The gyr's were one of three original breeds that were used to make the american brahma though.


----------



## Cat (Jun 19, 2004)

Up North ... did you see that bull listed on Craigslist? I had to go look them after I saw that posting. They're almost too cute to be cows. I thought brahma were cute. Those calves are cute enough to wanna cuddle!


----------



## Up North (Nov 29, 2005)

gone-a-milkin said:


> To me the calves kind of look like nubian goats...
> 
> 
> cool looking beasts.


That's what we said too! ...LOL


----------



## Up North (Nov 29, 2005)

Cat said:


> Up North ... did you see that bull listed on Craigslist? I had to go look them after I saw that posting. They're almost too cute to be cows. I thought brahma were cute. Those calves are cute enough to wanna cuddle!
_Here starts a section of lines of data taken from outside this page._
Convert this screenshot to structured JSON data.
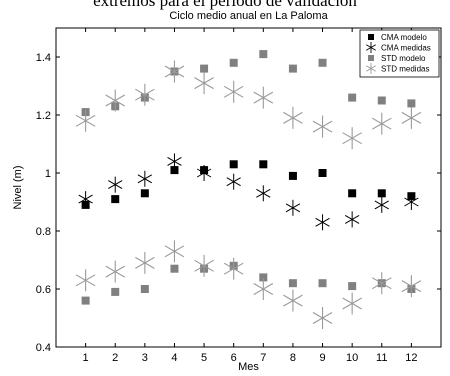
{
  "caption": "extremos para el período de validación",
  "chart_data": {
    "type": "scatter",
    "title": "Ciclo medio anual en La Paloma",
    "xlabel": "Mes",
    "ylabel": "Nivel (m)",
    "xlim": [
      0,
      13
    ],
    "ylim": [
      0.4,
      1.5
    ],
    "xticks": [
      1,
      2,
      3,
      4,
      5,
      6,
      7,
      8,
      9,
      10,
      11,
      12
    ],
    "yticks": [
      0.4,
      0.6,
      0.8,
      1,
      1.2,
      1.4
    ],
    "ytick_labels": [
      "0.4",
      "0.6",
      "0.8",
      "1",
      "1.2",
      "1.4"
    ],
    "legend_position": "top-right",
    "grid": false,
    "x": [
      1,
      2,
      3,
      4,
      5,
      6,
      7,
      8,
      9,
      10,
      11,
      12
    ],
    "series": [
      {
        "name": "CMA modelo",
        "marker": "square",
        "color": "#000000",
        "values": [
          0.89,
          0.91,
          0.93,
          1.01,
          1.01,
          1.03,
          1.03,
          0.99,
          1.0,
          0.93,
          0.93,
          0.92
        ]
      },
      {
        "name": "CMA medidas",
        "marker": "asterisk",
        "color": "#000000",
        "values": [
          0.91,
          0.96,
          0.98,
          1.04,
          1.0,
          0.97,
          0.93,
          0.88,
          0.83,
          0.84,
          0.89,
          0.9
        ]
      },
      {
        "name": "STD modelo",
        "marker": "square",
        "color": "#808080",
        "values": [
          1.21,
          1.23,
          1.26,
          1.35,
          1.36,
          1.38,
          1.41,
          1.36,
          1.38,
          1.26,
          1.25,
          1.24
        ]
      },
      {
        "name": "STD medidas",
        "marker": "asterisk",
        "color": "#9a9a9a",
        "values": [
          1.18,
          1.25,
          1.27,
          1.35,
          1.31,
          1.28,
          1.26,
          1.19,
          1.16,
          1.12,
          1.17,
          1.19
        ]
      },
      {
        "name": "STD modelo",
        "marker": "square",
        "color": "#808080",
        "legend": false,
        "values": [
          0.56,
          0.59,
          0.6,
          0.67,
          0.67,
          0.68,
          0.64,
          0.62,
          0.62,
          0.61,
          0.62,
          0.6
        ]
      },
      {
        "name": "STD medidas",
        "marker": "asterisk",
        "color": "#9a9a9a",
        "legend": false,
        "values": [
          0.63,
          0.66,
          0.69,
          0.73,
          0.68,
          0.67,
          0.6,
          0.56,
          0.5,
          0.55,
          0.62,
          0.61
        ]
      }
    ]
  }
}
Yes, saw the listing. I like the Airplane wing ears on the Angus/Gyr F1 crosses .


----------



## tyusclan (Jan 1, 2005)

Back when I was growing up in the 70's a lot of folks around here were putting Brahman bulls on their cows to get the heat and insect resistance. There were several purebred breeders around as well. Hardly ever even see one any more.

Anything from 1/4 to 3/8 still helps with the resistance, but sells okay at the auctions. Any more "ear" than that and the desirability starts going down.

I think one drawback that caused the decline in popularity is that the Indicus breeds mature quite a bit later than the Taurus cattle. They're also a little more difficult to "finish".


----------



## Cat (Jun 19, 2004)

When I was processing cattle those with the brahma influence were much loved for their ears! MUCH easier to implant & tag! They were few and far between, unfortunately.


----------